Nine years ago, the U.S. government told the Bikini islanders it was safe to return to their atoll, once the site of nuclear weapons tests in the Pacific. Some of the islanders went home.
But now the government has found that it was wrong. According to tests last year, the ground water in Bikini is still too radioactive for human consumption. So are coconuts and fruits and vegetables grown in the still-contaminated soil.
So the Interior Department has very quietly asked Congress for $15 million to move the islanders to another location.
"It is now clear," Interior told a House Apprporiations subcommittee last week, "that for the foreseeable future the island of Bikini in the atoll should not be used for agricultural purposes, particularly for local consumption, and should not be considered a residential area."
The approximately 100 Bikinians now living on the island "are being carefully monitored," Interior said. "A feeding program has been provided for them and they are not consuming locally grown food."
Higher than normal concentrations of radioactive elements taken into the human body in food or water over long periods have been associated with the occurrence of leukemia and other cancers.
None of the present Bikini residents, according to Interior officials, appears yet to have become ill from living on the island.
Nonetheless, the Bikini situation will take its place as part of the continuing inside and outside the government on the long-term health effects of low-level radiation.
It has a further significance: the high residual radiation levels in the soil, and its uptake by plants 23 years after exposure, may influence military planners as they explore the prospects of using tactical nuclear weapons in even a limited manner in western Europe.
Interior officials who manage the U.S. Trust Territories in the South Pacific, which includes Bikini, are asking Congress for $6 million in fiscal 1979 to begin a proposed $15 million program to try again to relocate the Bikinians who were moved off their atoll 32 years ago to make way for the nuclear weapons tests.
Some $3 million has been spent on bringing them back to Bikini. The entire island was plowed up, topsoil removed, 50,000 coconut trees planted and 40 homes built.
"All that will be abandoned," Ruth Van Cleve, Interior's director of territorial affairs, said last Monday.
On March 1, 1954, the United States exploded a 15-megaton hydrogen bomb nicknamed Bravo on a spit of coral off Nanu, a tiny island at the northwest corner of Bikini atoll.
The enormous explosion blew a mile-wide hole in the coral reef and sucked radioactive debris up into the mushroom cloud.
Winds carried that fallout over Bikini island, 18 miles southwest of ground zero.
Altogether, 23 nuclear tests were carried out at Bikini atoll, but the 1954 Bravo shot caused almost all the radioactive contamination now on Bikini, according to the Interior's congressional presentation.
In August 1968, President Johnson announced Bikini atoll would be cleaned up, rehabilitated and returned to its original inhabitants who by that time were living on Kili, a tiny island almost 400 miles away.

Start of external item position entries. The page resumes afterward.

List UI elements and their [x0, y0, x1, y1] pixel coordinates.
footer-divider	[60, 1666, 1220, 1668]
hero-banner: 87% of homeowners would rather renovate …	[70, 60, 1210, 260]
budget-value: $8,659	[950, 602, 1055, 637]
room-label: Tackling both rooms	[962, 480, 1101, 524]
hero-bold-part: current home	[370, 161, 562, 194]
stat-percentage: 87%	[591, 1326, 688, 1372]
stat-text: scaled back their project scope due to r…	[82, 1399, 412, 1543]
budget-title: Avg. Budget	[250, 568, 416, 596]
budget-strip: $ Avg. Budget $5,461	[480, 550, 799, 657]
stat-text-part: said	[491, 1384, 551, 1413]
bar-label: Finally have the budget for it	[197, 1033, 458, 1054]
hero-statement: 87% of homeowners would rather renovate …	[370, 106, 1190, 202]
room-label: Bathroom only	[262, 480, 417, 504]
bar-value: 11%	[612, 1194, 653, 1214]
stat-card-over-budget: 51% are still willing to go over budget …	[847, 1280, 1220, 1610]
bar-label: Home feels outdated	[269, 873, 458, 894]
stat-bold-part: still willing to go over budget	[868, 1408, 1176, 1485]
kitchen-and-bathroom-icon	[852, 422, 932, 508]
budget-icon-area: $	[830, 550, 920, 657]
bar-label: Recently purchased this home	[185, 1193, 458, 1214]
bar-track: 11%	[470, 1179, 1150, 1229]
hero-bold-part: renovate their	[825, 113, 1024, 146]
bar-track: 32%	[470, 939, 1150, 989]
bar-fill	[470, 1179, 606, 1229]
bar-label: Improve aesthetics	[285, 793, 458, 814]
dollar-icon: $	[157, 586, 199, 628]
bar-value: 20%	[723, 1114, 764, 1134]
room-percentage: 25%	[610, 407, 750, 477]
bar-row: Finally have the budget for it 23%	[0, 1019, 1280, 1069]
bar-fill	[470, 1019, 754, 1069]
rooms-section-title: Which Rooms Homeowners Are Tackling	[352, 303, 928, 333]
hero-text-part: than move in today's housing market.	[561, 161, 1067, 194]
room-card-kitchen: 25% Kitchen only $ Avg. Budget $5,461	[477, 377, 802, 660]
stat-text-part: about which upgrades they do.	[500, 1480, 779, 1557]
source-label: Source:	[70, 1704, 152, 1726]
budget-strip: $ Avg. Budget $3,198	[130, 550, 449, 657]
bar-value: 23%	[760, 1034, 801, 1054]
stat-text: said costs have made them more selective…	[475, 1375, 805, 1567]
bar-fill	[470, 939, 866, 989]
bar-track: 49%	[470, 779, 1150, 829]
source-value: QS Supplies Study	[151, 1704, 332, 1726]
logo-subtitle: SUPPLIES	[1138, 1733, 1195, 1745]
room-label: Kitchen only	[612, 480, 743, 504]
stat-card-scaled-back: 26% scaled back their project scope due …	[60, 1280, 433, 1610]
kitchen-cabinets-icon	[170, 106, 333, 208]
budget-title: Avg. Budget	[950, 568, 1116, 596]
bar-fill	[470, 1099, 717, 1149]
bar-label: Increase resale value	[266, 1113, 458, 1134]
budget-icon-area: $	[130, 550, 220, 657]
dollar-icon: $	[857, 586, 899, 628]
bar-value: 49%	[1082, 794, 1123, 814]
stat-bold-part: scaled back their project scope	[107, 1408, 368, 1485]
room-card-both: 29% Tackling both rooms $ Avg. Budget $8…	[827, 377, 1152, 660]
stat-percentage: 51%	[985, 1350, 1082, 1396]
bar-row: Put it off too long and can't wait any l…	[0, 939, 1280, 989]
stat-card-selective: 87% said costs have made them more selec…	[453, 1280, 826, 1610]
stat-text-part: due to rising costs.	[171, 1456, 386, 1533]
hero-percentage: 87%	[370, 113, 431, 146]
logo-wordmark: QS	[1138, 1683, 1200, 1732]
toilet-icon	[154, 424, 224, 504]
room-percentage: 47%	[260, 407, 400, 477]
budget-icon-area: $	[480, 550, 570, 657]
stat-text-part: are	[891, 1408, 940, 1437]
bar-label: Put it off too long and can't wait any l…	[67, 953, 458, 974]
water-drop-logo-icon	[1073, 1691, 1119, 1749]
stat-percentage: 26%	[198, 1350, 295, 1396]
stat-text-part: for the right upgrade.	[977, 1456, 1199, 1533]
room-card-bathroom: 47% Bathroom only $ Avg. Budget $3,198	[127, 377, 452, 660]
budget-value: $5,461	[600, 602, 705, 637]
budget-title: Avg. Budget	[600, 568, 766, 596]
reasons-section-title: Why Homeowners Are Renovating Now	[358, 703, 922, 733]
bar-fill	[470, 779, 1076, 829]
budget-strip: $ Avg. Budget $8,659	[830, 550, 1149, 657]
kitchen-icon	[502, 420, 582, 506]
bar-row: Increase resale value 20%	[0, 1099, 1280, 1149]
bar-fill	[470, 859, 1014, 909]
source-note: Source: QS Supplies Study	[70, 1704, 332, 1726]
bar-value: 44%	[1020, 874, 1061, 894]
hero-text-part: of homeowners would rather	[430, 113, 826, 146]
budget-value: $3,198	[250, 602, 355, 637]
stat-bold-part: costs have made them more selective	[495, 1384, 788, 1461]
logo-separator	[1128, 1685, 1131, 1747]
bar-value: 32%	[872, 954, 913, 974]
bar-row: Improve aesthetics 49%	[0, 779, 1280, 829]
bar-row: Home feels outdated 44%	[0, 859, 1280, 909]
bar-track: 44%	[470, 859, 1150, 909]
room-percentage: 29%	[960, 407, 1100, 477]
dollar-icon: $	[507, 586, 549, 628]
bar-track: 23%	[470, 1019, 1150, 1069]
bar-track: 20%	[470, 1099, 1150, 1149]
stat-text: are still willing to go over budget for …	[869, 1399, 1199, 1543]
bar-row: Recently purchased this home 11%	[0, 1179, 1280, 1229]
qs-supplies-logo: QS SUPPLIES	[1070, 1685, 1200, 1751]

A year later, the Atomic Energy Commission surveyed Bikini island and, according to published reports, an official said he found radioactivity there "less than Denver, Colo."
"There is virtually no radiation left," the AEC official was quoted as saying, "and we can find no discernible effect on either plant or animal life."
Bikinians in 1970 had approved a rehabilitation plan, and worked started in 1971.
By 1974 some problems had cropped up. The natives wanted to move additional new houses away from the lagoon and into the island interior. A new ground radiological survey in 1975 found the interior portion of the island too radioactive for safe occupancy. It also discovered that breadfruit and pandanas, two food staples of the area grown on trees, contained too much radioactivity.
Coconuts, during the 1975 survey, were found to be safe.
These findings troubled the Bikinians, both those living on the island and the 400 more who wanted to return.
They asked the U.S. government to make a more complete analysis.
In 1977, the government-run Lawrence Livermore Laboratory in California conducted a new study.
It turned up a strontium 90 level in the well water that exceeded U.S. standards.
The radiation level in coconuts was so high that the Bikinians were told they could only eat one a day.Eventually, even coconuts, a mainstay for the natives, were placed on the restricted list.
Early this year, Interior decided the food situation on the island was such that an alternative had to be found.
Since the marine life in Bikini lagoon and the ocean surrounding it has tested safe, Interior is studying whether a new village can be constructed on Enyu, a smaller Bikini atoll island 10 miles away which was outside the 1954 fallout pattern.
Meanwhile, Bikini island, itself, will continue to be a living laboratory for scientists to explore the continuing new problems caused by radiation.